Why can’t we run our business with the precision that the U.S. ran Operation Desert Storm, the “First Gulf War”?  You can, provided you remain true to three basic principles.

  1. You must have a clear motivating mission.  The mission of the First Gulf War was to remove Iraqi forces from Kuwait; period.  Contrast this to the moving target of the Second Gulf War — to destroy Al Qaida, to eliminate weapons of mass destruction, to round up Saddam Hussein and his team, to implant democracy into the Middle East.  No one ever really understood what the Iraq War was all about.
  2. You must involve and connect with all your stakeholders.  Recall, well before Operation Desert Storm got underway, the U.S. was working ‘the audience’.  The government’s initial ’sale’ was to the United Nations and key members of Arab League, notably Saudi Arabia.  Only after these bodies became convinced that Iraq’s incursion into Kuwait was a threat to regional stability did the U.S. turn to the American people and Congress for support.

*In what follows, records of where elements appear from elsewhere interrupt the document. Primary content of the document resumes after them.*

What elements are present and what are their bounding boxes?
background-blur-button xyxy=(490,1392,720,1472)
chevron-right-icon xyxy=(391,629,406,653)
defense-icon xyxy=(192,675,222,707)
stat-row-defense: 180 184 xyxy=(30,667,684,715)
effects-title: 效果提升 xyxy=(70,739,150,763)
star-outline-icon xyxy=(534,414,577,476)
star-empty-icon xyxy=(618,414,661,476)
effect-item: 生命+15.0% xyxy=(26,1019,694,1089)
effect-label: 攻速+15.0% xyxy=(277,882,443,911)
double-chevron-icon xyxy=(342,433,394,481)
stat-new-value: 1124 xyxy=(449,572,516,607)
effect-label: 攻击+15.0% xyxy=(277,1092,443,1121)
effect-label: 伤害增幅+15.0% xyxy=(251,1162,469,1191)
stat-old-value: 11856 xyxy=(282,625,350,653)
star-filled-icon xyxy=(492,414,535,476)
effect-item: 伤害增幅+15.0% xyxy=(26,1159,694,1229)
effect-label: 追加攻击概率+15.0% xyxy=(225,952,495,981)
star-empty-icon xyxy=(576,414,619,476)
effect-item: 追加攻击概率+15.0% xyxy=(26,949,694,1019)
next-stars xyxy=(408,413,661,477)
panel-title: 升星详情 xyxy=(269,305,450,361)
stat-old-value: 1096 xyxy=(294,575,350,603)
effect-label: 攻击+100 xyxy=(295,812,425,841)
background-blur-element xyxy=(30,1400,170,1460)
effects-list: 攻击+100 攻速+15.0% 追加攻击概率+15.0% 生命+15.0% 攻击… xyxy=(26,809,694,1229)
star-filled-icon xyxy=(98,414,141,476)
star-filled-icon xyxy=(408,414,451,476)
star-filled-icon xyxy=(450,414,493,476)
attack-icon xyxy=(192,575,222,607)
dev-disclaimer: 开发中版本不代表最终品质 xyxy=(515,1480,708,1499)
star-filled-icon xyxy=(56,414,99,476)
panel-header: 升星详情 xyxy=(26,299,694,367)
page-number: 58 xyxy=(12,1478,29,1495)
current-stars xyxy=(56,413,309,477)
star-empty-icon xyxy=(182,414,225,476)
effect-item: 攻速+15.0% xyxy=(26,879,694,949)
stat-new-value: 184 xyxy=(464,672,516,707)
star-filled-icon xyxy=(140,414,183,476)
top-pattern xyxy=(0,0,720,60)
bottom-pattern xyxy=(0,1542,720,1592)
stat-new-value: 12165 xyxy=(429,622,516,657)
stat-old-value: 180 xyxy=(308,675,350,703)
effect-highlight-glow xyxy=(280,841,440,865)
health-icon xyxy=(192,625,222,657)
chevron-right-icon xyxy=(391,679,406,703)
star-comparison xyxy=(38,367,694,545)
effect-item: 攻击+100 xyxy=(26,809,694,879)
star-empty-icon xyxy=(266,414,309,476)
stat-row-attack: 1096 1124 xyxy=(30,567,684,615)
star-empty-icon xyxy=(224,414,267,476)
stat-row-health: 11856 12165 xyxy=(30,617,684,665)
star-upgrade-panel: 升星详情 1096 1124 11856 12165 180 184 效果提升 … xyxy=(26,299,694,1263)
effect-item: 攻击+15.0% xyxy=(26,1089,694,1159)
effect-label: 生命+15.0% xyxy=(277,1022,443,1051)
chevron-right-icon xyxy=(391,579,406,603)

  3. You must convert motives into action through focus.  The leaders of Operation Desert Storm did so brilliantly through their orchestration of air, naval and ground operations.  Remember those missiles taking out supply-line bridges right behind motoring Iraqis.  Recall that it took hours — not days, not weeks — for the military to shut down those manifolds that were spilling oil into the Persian Gulf.

If you are concerned that your organization is losing the war, then it’s time to revisit the principles that made Operation Desert Storm so successful.  Waypoint’s strategic assessment model was built from the lessons of the First Gulf War.